By Victoria //
There is a rising number of people seeking help for mental health, but there is a shortage of beds in the psychiatric wards of government hospitals. This sometimes means they’d have to be transferred to IMH.
Yes, IMH!
Or otherwise nicknamed “Hougang Chalet”.
Whenever I mention “IMH” around people, their eyes would grow wider and their immediate response would be: “No! I am not mad, I don’t want to go there!” I too had similar reactions when I knew the doctor was writing me a referral to IMH in 2004, in my first encounter with depression.
Hence, I hope my story might help change your perceptions of IMH and allay fears of receiving care from there.
My last admission was in 2011. Allow me to give you a tour around the ward I stayed in.
I had opted to stay in the B2 ward (non-aircon), with 6 beds in every section. Male and female wards were separate.
One major difference between a psychiatric ward and a general hospital ward is that the main door to the ward would be locked. Patients were not allow to leave the ward as and when they liked, for instance to the common area of the hospital, even with the company of their loved ones. Special permission needs to be obtained from the psychiatrist before patients were allowed to leave their ward.
Addition layers of grills were installed at all windows. Overall, the entire ward was designed in such a way that it is “suicide proof”. This was to protect and to ensure the safety of IMH patients. Furthermore, this is to eliminate risk of suicide – a common ideation for one suffering from mental illness.

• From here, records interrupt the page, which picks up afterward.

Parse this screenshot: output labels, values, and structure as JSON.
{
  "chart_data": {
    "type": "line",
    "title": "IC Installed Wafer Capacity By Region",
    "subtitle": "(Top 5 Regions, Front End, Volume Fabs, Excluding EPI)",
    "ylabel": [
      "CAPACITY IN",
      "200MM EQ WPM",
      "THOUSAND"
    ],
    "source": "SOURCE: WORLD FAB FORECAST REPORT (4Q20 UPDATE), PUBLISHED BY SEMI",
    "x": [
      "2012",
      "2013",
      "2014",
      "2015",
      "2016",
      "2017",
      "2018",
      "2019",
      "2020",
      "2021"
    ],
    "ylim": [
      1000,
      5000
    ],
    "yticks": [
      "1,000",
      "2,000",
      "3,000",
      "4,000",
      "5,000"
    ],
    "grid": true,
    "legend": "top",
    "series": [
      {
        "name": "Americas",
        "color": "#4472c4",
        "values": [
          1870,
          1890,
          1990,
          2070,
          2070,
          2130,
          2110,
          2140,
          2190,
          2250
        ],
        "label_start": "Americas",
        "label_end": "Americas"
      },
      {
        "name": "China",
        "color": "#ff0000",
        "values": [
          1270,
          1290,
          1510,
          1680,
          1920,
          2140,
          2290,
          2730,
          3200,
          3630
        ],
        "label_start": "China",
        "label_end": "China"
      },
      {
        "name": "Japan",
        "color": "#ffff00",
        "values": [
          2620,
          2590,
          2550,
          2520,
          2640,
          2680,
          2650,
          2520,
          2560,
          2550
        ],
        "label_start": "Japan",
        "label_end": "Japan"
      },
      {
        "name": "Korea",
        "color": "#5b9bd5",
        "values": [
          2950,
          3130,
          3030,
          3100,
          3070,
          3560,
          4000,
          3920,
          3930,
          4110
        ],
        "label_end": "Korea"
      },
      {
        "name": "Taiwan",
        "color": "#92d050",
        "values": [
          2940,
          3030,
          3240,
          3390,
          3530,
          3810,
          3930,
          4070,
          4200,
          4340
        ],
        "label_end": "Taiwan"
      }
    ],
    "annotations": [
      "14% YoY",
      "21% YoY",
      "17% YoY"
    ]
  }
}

Patients were not confined to their wards all day. In fact, they were encouraged to interact with others. Patients would be directed to a spacious living area just outside their bedrooms. This area was where meals are served, held along with other daily activities, such as exercise, TV-time, board games (they were available during my stay).
Nothing I feared or imagined had materialised during my entire stay there in 2011. Other than seeing some patients talk to themselves because they suffer from mild schizophrenia or psychosis, there were no “crazy people” who went around beating people or showed extreme “odd” behaviour. I believe all the patients are carefully assessed and then allocated to the ward that best fit them. Hence rest assured; IMH it is not what many presumed it to be – a place filled with “crazy” people.
In IMH, every patient is well taken care of by a team of medical professionals and the levels of treatment interventions are carefully planned. Each day the psychiatrist in charge of the ward will do his/her round to visit the patients. Psychologists, counsellors and medical social workers are also scheduled to see the patient and to offer further assistance should there be a need. Thus, I would say that IMH provides a comprehensive treatment plan for every patient.
Hopefully with this sharing, you now have a slightly better understanding of IMH and not be so resistant to the idea of receiving treatment there.
Just like the general hospitals treat general medical conditions, similarly IMH is a hospital that specialises in treating mental health conditions.
Fighting the stigma associated with IMH may take a while. Today, we continue to see many lives and inspiring men and women in our society, who had also once received treatment in IMH. There is no shame in getting help. So do consider IMH as a treatment option should you be caught in a situation whereby the general hospital do not have any place in their psychiatric ward.
(Disclaimer: I am not promoting IMH. Opinions are all based on personal experience only.)
Victoria T. is a mental health advocate who recently graduated with a Bachelor’s Degree in Counselling with Merit. She is passionate about helping others who have been in her shoes.
3 responses to “My Stay in “Hougang Chalet”: Victoria’s Story”
I heard people mention something about electro-shock therapy being performed at Buangkok and that Amos Yee was one of the recipients. How far is it true?
Hi Andrew. From what we know so far, ECT is performed at IMH. You might wish to know more here – http://www.webmd.com/depression/guide/electroconvulsive-therapy
However with regards to Amos Yee, we wouldn’t know so we can’t comment on that.
I’ve been warded there too. First experience was horrible as i was warded post suicide attempt. There’s no privacy at all. I was being watched even when i bath.it was really embarrassing. The room looks like a prison and doors were locked. Hp was also kept away from me. Second admission was slightly better. Like what you’ve said, there’s a living rm where patients are encouraged to interact. But i opted for private single rm as i was afraid of things turning out like my first experience. It wasn’t a bad place to recuperate. Just that it’s sad that company still has stigma towards ppl with depression. I had to take annual leave for the hospitalisation as i couldn’t let them know I’m seeking treatment there.